I haven't seen Spore yet, so I can't judge how well the Spore team was able to deal with this immensely difficult problem. If there was any error, I suspect it was in the ambition of the overall concept.
Posted by: Quiet_Desperation | November 2, 2008 7:59 PM
Wouldn't a scientifically accurate "Spore" be a game with no user input at all? ;-) In fact, to avoid any ID-ism at all, the user couldn't even decide when to play the game. :-D It would just start up at random based on a signal from a USB device that amplifies quantum tunneling noise from a field effect transistor or noise diode.
Geez, people take gaming way too seriously, and this is from someone who has been gaming since the release of the Magnavox Odyssey in 1972.
In other parts of the gamersphere, some people are upset that you *cannot* kill children in Fallout 3. Yeah, read that sentence again.

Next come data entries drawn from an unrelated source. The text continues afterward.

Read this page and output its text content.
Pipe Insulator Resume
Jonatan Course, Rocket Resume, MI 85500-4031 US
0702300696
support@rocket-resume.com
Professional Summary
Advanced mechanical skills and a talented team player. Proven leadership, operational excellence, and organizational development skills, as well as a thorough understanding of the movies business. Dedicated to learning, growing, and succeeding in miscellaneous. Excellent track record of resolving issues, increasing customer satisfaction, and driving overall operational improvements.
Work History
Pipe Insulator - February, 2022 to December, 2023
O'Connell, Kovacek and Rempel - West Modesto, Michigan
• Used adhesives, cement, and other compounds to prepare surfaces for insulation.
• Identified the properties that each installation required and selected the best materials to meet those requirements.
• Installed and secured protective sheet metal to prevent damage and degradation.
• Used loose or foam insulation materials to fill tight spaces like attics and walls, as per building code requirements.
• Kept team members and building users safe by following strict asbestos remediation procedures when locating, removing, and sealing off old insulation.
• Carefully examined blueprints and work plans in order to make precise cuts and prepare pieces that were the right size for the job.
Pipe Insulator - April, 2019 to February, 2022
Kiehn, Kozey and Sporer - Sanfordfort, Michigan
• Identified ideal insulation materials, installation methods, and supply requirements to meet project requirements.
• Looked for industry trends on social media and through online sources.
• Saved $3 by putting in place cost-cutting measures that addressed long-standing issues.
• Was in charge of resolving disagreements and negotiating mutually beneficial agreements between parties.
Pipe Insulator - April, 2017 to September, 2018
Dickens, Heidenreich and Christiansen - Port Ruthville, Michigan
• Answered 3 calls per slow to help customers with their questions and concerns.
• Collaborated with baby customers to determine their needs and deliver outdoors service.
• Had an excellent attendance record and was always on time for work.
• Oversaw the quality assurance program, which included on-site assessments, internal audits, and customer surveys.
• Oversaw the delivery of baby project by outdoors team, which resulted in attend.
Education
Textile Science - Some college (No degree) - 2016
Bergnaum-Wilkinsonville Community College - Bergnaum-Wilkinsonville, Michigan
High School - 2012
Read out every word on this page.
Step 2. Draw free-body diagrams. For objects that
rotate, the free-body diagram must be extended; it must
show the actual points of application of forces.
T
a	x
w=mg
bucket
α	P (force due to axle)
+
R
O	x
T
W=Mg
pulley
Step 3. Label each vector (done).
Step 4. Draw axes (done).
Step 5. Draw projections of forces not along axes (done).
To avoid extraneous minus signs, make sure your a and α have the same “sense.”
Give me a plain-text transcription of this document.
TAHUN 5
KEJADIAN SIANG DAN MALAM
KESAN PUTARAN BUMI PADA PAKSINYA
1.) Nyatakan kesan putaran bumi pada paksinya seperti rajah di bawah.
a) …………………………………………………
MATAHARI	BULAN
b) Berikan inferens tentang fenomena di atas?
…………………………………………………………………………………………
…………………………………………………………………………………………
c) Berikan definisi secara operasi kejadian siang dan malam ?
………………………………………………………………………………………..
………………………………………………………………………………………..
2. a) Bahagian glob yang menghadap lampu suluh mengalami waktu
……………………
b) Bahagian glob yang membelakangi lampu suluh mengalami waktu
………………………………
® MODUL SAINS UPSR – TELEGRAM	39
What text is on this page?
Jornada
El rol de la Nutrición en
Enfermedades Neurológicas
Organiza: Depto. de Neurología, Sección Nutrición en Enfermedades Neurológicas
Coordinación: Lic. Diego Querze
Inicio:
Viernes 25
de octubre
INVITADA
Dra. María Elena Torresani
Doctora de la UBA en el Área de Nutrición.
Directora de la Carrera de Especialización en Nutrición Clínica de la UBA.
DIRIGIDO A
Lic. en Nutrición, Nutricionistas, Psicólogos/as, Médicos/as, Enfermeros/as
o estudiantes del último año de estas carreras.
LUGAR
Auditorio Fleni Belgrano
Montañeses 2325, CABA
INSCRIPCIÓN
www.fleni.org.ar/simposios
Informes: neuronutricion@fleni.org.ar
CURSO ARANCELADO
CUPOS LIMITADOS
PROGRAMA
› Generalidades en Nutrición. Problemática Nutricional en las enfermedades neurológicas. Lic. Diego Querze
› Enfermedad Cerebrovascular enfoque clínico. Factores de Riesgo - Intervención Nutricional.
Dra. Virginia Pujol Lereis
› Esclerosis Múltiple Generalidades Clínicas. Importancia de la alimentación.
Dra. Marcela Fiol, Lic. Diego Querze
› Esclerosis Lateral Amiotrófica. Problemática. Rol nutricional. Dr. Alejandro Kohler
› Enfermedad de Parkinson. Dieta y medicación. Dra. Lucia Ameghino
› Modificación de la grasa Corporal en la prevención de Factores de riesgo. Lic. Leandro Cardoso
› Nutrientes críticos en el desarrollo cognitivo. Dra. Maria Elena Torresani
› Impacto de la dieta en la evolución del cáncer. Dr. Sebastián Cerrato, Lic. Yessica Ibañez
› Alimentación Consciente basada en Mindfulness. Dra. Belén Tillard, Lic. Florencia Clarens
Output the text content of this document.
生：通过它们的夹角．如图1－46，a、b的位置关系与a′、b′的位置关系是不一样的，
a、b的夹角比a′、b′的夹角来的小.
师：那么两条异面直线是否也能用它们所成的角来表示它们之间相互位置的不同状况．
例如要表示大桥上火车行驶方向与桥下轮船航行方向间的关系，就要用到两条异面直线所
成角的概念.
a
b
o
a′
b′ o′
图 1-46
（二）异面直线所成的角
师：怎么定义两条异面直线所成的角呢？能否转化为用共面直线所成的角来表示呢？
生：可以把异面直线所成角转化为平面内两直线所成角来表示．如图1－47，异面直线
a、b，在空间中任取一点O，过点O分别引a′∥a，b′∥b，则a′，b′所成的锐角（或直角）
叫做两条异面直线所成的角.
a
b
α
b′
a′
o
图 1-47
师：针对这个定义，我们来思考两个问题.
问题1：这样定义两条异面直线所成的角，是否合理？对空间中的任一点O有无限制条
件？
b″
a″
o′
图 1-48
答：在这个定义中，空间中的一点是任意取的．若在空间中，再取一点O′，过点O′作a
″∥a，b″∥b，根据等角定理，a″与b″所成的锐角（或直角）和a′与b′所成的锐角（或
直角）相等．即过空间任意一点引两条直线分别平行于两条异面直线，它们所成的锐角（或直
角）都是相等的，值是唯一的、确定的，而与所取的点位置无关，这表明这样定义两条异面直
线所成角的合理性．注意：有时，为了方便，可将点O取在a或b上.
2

Posted by: Kel | November 2, 2008 8:05 PM
That always disappointed me about the original Fable. I can understand why it was taken out of the game, but still... you could do it in Black & White. Ahh yes, there's nothing quite like picking up the little children with your God hand then hurling them into the side of a cliff, or even still having your creature go into an enemy's village and eat the little ones.I guess there's a difference between actually doing it as God and as a person; at least the bible makes that distinction. Killing children is only cool if it's to teach a pharaoh a lesson or to get revenge on the Babylonians.
Posted by: Quiet_Desperation | November 2, 2008 8:10 PM
It's a shame we live in a time where the view has to change at 12 second intervals
Uh, welcome to the world of video gaming?
Here's some games you might like:
- Continental Drift: The Race For The Pole!
- Abiogenesis: A Primordial Soup Sim
- Grand Turismo 6: Glacier Racing
- StarCraft 4: A Real Time Star Formation Sim
Posted by: Quiet_Desperation | November 2, 2008 8:15 PM
That always disappointed me about the original Fable.
Okay...
Some of us were more disappointed by, say, the awkward method of changing spells in mid battle, but... okay.